I can either select from a dropdown of pre-selected color ranges, or I can make my own. Since there isn't one I really like here, I'm going to create my own red-yellow color palette.
You can either keep fiddling with the colors until you find a selection you like, or you can enlist the help of smarter people who have thought a lot about color so that you don't have to. One of my favorite color picking tools is Color Brewer, which gives you specifically designed color sequences for maps. Another tool that helps with selecting colors on a gradient is 0to255.com.
Everyone likes tooltips, so let's give our map some! Open up the Tooltip section and click on Customize tooltips.

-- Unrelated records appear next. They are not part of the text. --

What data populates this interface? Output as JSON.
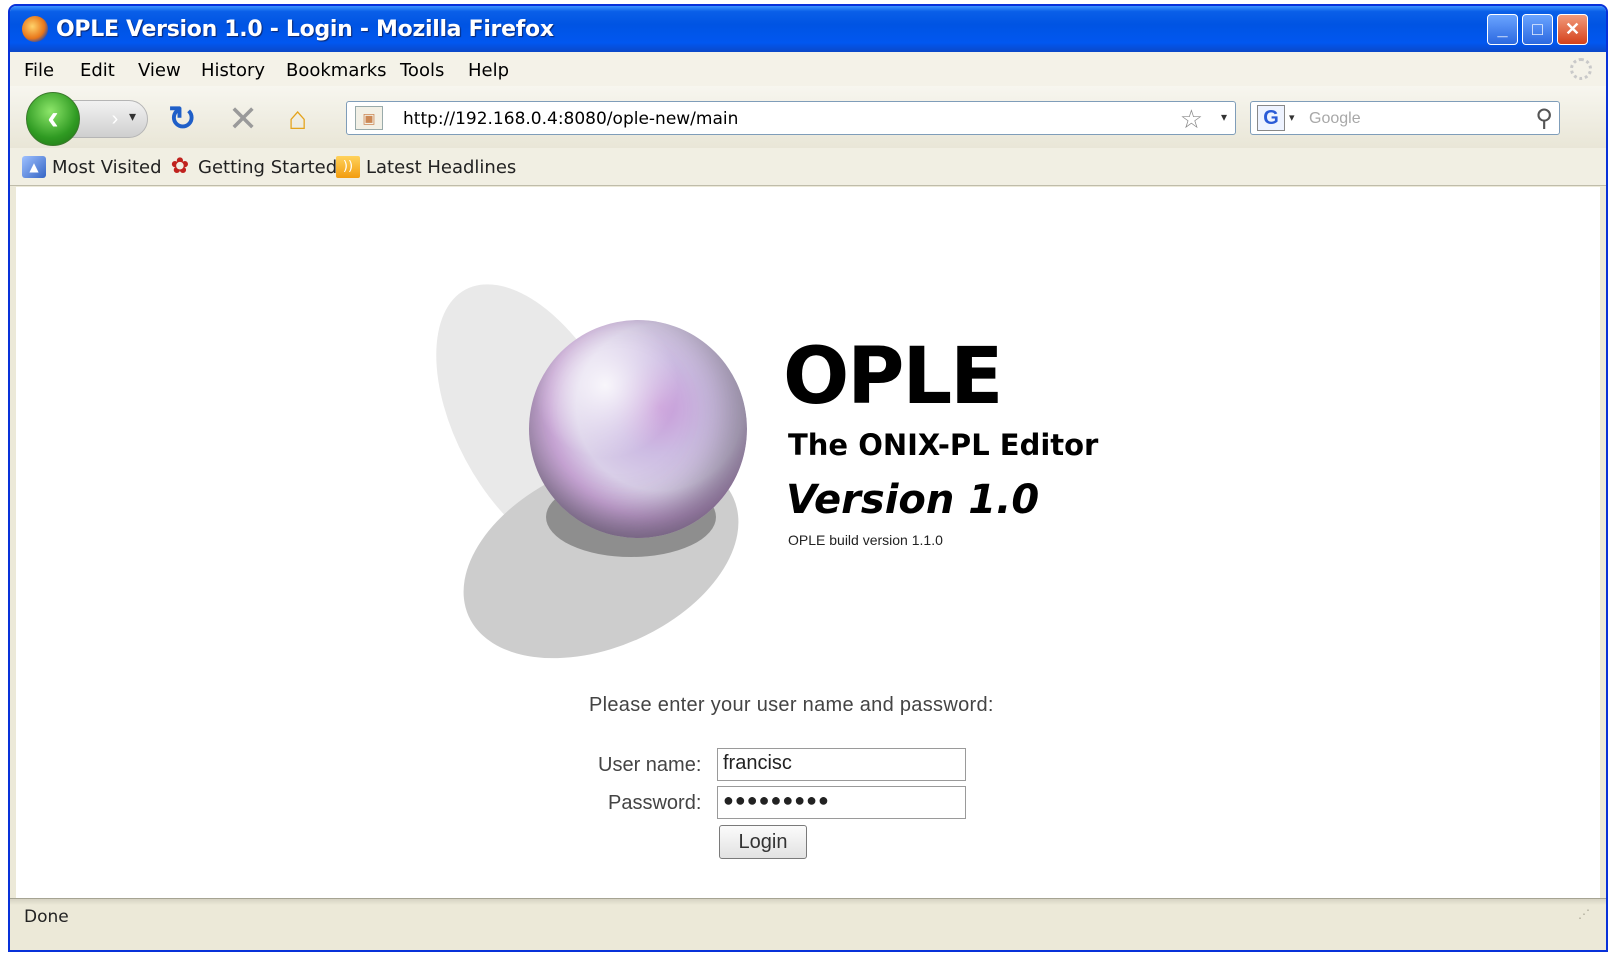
{
  "window": {
    "title": "OPLE Version 1.0 - Login - Mozilla Firefox",
    "controls": {
      "minimize": "_",
      "maximize": "□",
      "close": "✕"
    }
  },
  "menu": [
    "File",
    "Edit",
    "View",
    "History",
    "Bookmarks",
    "Tools",
    "Help"
  ],
  "navigation": {
    "url": "http://192.168.0.4:8080/ople-new/main",
    "search_placeholder": "Google",
    "search_engine_letter": "G"
  },
  "bookmarks": [
    "Most Visited",
    "Getting Started",
    "Latest Headlines"
  ],
  "page": {
    "title": "OPLE",
    "subtitle": "The ONIX-PL Editor",
    "version": "Version 1.0",
    "build": "OPLE build version 1.1.0",
    "prompt": "Please enter your user name and password:",
    "username_label": "User name:",
    "username_value": "francisc",
    "password_label": "Password:",
    "password_value": "●●●●●●●●●",
    "login_button": "Login"
  },
  "status": {
    "text": "Done"
  },
  "colors": {
    "titlebar": "#0054e3",
    "link_blue": "#1f5fc8",
    "back_green": "#2f9a22"
  },
  "icons": [
    "firefox-icon",
    "back-icon",
    "forward-icon",
    "reload-icon",
    "stop-icon",
    "home-icon",
    "bookmark-star-icon",
    "search-icon"
  ]
}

Now you have an interface where you can combine words plus any field in your data. I'm going to select COUNTY_NAME and STATE_ABR for the title, and UV_wh_m2 for the body.
Now we have tooltips!
I'm going to adjust the Map key a little bit to make the legend more legible.

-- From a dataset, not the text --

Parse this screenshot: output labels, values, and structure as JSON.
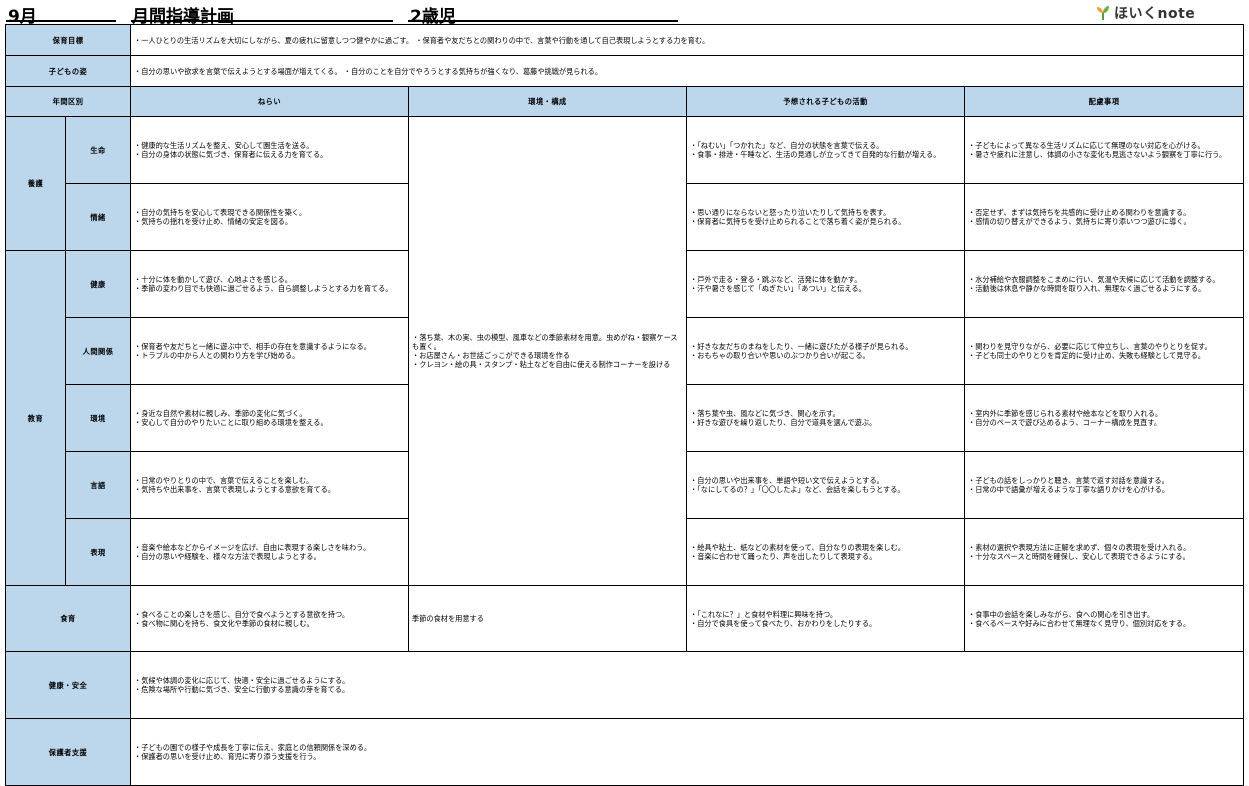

Next in the Annotate tab, let's give our map a title description, and data source + link.
Step 4: Publish & Embed
If everything looks good, hit that Publish button!
6: Now, you try! Map it.
Now you try on your own making a symbol map with this data:
-
Oil Spills: The location at dates of oil spills in the United States from 2013-2017. Data from the Pipeline and Hazardous Materials Safety Administration.

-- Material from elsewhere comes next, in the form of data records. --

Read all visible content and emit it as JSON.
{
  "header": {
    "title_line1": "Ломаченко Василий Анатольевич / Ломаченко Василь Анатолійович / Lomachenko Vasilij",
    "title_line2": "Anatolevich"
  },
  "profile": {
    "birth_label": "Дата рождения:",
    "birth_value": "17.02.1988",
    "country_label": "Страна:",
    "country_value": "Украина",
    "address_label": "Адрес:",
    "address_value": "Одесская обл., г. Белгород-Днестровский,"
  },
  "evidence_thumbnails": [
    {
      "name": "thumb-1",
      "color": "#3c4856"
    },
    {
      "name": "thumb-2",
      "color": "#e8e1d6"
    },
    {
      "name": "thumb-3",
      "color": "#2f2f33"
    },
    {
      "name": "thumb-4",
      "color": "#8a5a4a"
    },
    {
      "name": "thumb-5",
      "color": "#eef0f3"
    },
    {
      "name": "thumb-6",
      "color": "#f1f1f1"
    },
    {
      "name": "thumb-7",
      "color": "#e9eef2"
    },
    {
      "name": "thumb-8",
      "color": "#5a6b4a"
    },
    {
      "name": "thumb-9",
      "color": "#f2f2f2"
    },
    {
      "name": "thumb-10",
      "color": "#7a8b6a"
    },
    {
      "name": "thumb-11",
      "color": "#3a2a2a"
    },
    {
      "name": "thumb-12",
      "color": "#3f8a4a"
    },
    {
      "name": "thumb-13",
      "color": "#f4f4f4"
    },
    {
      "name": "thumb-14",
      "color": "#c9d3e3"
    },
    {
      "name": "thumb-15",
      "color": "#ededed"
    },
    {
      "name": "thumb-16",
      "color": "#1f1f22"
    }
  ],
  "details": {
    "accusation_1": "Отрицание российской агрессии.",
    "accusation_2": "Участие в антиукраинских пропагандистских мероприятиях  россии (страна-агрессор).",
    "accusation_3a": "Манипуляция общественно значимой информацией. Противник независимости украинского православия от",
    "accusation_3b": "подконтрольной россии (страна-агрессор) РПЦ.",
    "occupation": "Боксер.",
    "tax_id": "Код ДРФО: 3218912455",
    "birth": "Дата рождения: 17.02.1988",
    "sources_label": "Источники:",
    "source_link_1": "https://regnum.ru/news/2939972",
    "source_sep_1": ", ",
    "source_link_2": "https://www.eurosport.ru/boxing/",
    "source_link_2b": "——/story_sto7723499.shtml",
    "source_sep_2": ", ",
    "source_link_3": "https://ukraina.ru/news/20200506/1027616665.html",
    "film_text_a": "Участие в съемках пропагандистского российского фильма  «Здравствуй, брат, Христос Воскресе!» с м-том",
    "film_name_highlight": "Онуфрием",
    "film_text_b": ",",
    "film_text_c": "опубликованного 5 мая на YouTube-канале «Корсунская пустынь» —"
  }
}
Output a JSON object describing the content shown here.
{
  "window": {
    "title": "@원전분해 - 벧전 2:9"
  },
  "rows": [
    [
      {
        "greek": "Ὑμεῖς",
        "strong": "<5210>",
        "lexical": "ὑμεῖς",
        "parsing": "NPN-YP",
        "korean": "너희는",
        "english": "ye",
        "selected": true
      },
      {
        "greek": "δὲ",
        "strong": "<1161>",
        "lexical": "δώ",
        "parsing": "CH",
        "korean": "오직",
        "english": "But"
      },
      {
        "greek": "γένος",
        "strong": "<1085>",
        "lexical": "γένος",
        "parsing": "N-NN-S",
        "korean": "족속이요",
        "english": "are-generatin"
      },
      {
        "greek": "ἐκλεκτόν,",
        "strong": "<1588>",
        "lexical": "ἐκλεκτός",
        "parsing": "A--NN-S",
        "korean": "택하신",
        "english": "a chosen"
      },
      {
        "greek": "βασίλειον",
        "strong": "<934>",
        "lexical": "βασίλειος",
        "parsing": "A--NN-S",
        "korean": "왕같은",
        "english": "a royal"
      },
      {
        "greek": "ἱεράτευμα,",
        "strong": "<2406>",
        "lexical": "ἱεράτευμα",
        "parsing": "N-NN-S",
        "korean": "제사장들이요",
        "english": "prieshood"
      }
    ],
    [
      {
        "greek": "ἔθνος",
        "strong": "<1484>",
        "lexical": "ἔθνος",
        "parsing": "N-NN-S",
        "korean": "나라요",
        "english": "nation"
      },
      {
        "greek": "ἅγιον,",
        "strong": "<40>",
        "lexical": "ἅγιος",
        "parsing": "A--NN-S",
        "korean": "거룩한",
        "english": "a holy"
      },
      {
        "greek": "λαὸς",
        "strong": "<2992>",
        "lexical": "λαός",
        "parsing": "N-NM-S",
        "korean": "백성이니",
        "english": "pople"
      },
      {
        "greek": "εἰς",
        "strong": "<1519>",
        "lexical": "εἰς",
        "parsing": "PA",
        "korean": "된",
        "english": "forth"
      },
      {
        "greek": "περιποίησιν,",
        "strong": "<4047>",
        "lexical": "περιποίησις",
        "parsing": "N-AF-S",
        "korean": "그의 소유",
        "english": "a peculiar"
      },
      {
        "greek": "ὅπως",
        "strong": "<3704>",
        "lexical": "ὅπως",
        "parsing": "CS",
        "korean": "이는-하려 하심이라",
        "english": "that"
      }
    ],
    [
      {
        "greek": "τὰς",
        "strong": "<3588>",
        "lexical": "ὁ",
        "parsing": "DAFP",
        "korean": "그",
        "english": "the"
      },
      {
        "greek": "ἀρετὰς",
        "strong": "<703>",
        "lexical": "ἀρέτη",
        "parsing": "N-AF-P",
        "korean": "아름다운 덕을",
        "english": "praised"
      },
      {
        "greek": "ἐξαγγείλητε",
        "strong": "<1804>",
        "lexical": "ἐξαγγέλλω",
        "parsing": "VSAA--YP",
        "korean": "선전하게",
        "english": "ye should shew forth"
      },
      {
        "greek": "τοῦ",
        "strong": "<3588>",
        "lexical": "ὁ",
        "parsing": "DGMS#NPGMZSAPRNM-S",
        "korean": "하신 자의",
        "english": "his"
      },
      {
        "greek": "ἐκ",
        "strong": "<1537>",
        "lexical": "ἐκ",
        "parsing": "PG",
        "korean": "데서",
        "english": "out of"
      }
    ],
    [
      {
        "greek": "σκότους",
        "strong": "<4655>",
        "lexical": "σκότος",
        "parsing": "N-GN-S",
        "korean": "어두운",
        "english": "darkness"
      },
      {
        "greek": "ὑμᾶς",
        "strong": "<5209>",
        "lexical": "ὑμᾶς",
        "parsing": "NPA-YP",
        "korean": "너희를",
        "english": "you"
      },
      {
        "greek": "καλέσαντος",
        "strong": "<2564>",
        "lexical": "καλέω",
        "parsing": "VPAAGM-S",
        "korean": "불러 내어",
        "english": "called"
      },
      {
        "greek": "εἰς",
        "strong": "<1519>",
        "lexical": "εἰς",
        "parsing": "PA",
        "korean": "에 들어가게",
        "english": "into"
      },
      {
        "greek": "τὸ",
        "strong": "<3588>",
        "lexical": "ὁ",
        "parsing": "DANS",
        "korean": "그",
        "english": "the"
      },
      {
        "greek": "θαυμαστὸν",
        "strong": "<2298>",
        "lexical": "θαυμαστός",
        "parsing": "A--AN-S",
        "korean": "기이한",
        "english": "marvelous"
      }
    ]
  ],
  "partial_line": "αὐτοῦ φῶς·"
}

Hint: Take a look at the data first and try to get a feel for where these incidents are located. Figure out what region you want your map to show (Just Florida? The entire world? The USA?) Then also figure out what columns in the dataset have the location of each incident (you'll need either addresses or Latitude & Longitude.)
7: Now, you try! Visualize it.
We've successfully made a bar chart, line chart and choropleth map! But Datawrapper can do so much more! In the time remaining, I want you to take one of the following datasets (or one of your own), and use Datawrapper to make a new chart. It can be one of the forms we've already covered, or a new form (push yourself!)
Here are a few sample datasets you can play with.
-
Health & Wealth of Nations: The life expectancy, income and population of countries/regions around the globe. Data from Gapminder.
-
Election Throwback: The U.S. presidential election results from 2008, by county. Data from Data.gov via Dan Nguyen.
-
Median Income in Florida : The median household income by county in Florida. Data from the American FactFinder.
-
Body Parts: How much various limbs are worth in different state Workers Compensation programs. For more context see this story, this graphic, and this explanation. Data from the ProPublica Data Store.
-
Cruise Outbreaks: Outbreaks of illness aboard cruise ships, with start & end dates as well as the cause of the outbreak. Not for the faint of heart. For more context see this project. Data from the CDC's Vessel Sanitation Program.
-
Temperature: Daily temperature for two towns in the United States: Key West, Florida and Barrow, Alaska.
If none of these appeal to you, you can browse through the Datawrapper "River" to see how other people have used Datawrapper to make their own charts. You can download the data straight from Datawrapper. If you do reuse it, make sure you give the proper attribution.
Remember that Datawrapper has many more tutorials on all different types of charts, from stacked bar charts to area charts to scatterplots.